Gendarmerie royale du Canada (Re), 2025 CI 48
Date : 2025-09-22
Numéro de dossier du Commissariat : 5824-01567
Numéro de la demande d’accès : A-2023-07854/F337
Sommaire
La partie plaignante allègue que la Gendarmerie royale du Canada (GRC) n’a pas recherché les documents demandés et/ou que d’autres documents pertinents dans le cadre de la demande d’accès susmentionnée doivent exister. La demande vise tous les documents concernant des allégations d’ingérence politique dans les fonctions de la procureure générale relativement la poursuite impliquant SNC-Lavalin par le premier ministre et des employés de son cabinet. Les allégations s’inscrivent dans le cadre de l’alinéa 30(1)a) de la Loi. L’enquête a révélé que, bien que la GRC ait chargé les bureaux de première responsabilité (BPR) les plus susceptibles de détenir des documents de faire une recherche, ceux-ci n’ont pas cherché de documents pour le 5 juillet 2023 et la période qui précède. La Commissaire à l’information a également conclu qu’un rapport de 4 600 pages dans un dossier du Système d’incidents et de rapports de police était en fait pertinent et aurait dû être traité. La Commissaire à l’information a ordonné à la GRC d’effectuer une nouvelle recherche de documents et de fournir une nouvelle réponse à la partie plaignante. La GRC a avisé la Commissaire qu’elle donnerait suite aux ordonnances. La plainte est fondée.
Plainte
[1]La partie plaignante allègue que la Gendarmerie royale du Canada (GRC) :
- N’a pas recherché les documents demandés et/ou d’autres documents pertinents dans le cadre de la demande susmentionnée doivent exister. L’allégation s’inscrit dans le cadre de l’alinéa 30(1)a) de la Loi.

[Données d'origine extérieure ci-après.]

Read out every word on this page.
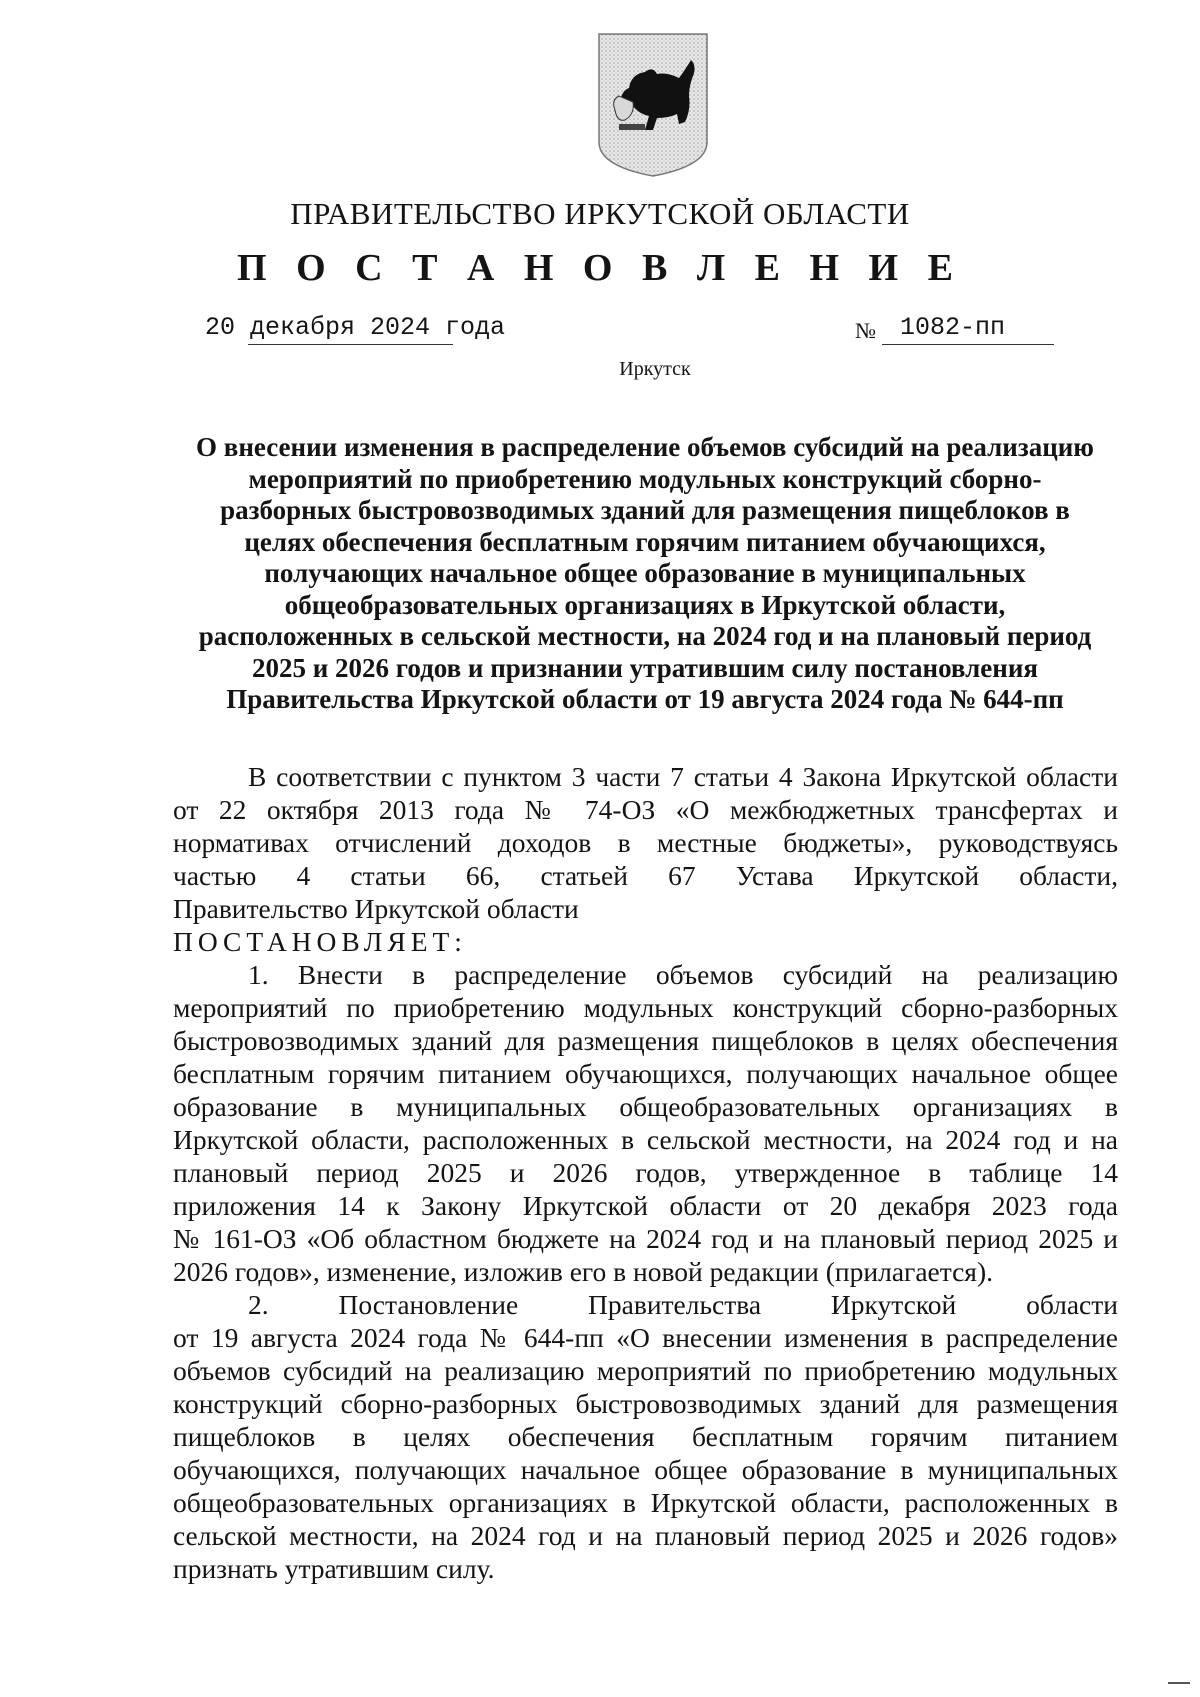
ПРАВИТЕЛЬСТВО ИРКУТСКОЙ ОБЛАСТИ
П О С Т А Н О В Л Е Н И Е
20 декабря 2024 года	№ 1082-пп
Иркутск
О внесении изменения в распределение объемов субсидий на реализацию
мероприятий по приобретению модульных конструкций сборно-
разборных быстровозводимых зданий для размещения пищеблоков в
целях обеспечения бесплатным горячим питанием обучающихся,
получающих начальное общее образование в муниципальных
общеобразовательных организациях в Иркутской области,
расположенных в сельской местности, на 2024 год и на плановый период
2025 и 2026 годов и признании утратившим силу постановления
Правительства Иркутской области от 19 августа 2024 года № 644-пп
В соответствии с пунктом 3 части 7 статьи 4 Закона Иркутской области
от 22 октября 2013 года № 74-ОЗ «О межбюджетных трансфертах и
нормативах отчислений доходов в местные бюджеты», руководствуясь
частью 4 статьи 66, статьей 67 Устава Иркутской области,
Правительство Иркутской области
ПОСТАНОВЛЯЕТ:
1. Внести в распределение объемов субсидий на реализацию
мероприятий по приобретению модульных конструкций сборно-разборных
быстровозводимых зданий для размещения пищеблоков в целях обеспечения
бесплатным горячим питанием обучающихся, получающих начальное общее
образование в муниципальных общеобразовательных организациях в
Иркутской области, расположенных в сельской местности, на 2024 год и на
плановый период 2025 и 2026 годов, утвержденное в таблице 14
приложения 14 к Закону Иркутской области от 20 декабря 2023 года
№ 161-ОЗ «Об областном бюджете на 2024 год и на плановый период 2025 и
2026 годов», изменение, изложив его в новой редакции (прилагается).
2. Постановление Правительства Иркутской области
от 19 августа 2024 года № 644-пп «О внесении изменения в распределение
объемов субсидий на реализацию мероприятий по приобретению модульных
конструкций сборно-разборных быстровозводимых зданий для размещения
пищеблоков в целях обеспечения бесплатным горячим питанием
обучающихся, получающих начальное общее образование в муниципальных
общеобразовательных организациях в Иркутской области, расположенных в
сельской местности, на 2024 год и на плановый период 2025 и 2026 годов»
признать утратившим силу.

- A erronément répondu qu’une partie ou la totalité des documents demandés n’existent pas. L’allégation s’inscrit dans le cadre de l’alinéa 30(1)a) de la Loi.
[2]La demande vise : [traduction] « la totalité des documents, des mémoires, des courriels, de la correspondance, des notes de breffage, des messages textes, messages sur Microsoft Teams ou toute autre plateforme de messagerie, ainsi que tout autre document, y compris les ébauches, du 8 juillet 2022 au 5 juillet 2023, concernant des allégations d’ingérence politique dans les fonctions de la procureure générale relativement à la poursuite impliquant SNC-Lavalin par le premier ministre et des employés de son cabinet. »
Enquête
Recherche raisonnable
[3]La GRC est tenue d’effectuer une recherche raisonnable pour les documents visés par la demande d’accès, c’est-à-dire qu’un ou des employés expérimentés de l’institution ayant une connaissance du sujet de la demande d’accès doivent avoir fait des efforts raisonnables pour repérer et localiser tous les documents raisonnablement liés à la demande.
[4]Une recherche raisonnable correspond au niveau d’effort attendu de toute personne sensée et juste à qui l’on demande de chercher les documents pertinents à l’endroit où ils sont susceptibles d’être conservés.
[5]Il n’est pas nécessaire que cette recherche soit parfaite. Une institution n’est donc pas tenue de prouver hors de tout doute qu’il n’existe pas d’autres documents.
[6]Les institutions doivent toutefois être en mesure de démontrer qu’elles ont fait des démarches raisonnables pour repérer et localiser les documents pertinents.
L’institution a-t-elle effectué une recherche raisonnable de documents?
[7]En réponse à la demande d’accès, la GRC a déclaré qu’après avoir effectué une recherche rigoureuse, elle n’a pu localiser aucun document qui répondait à la demande.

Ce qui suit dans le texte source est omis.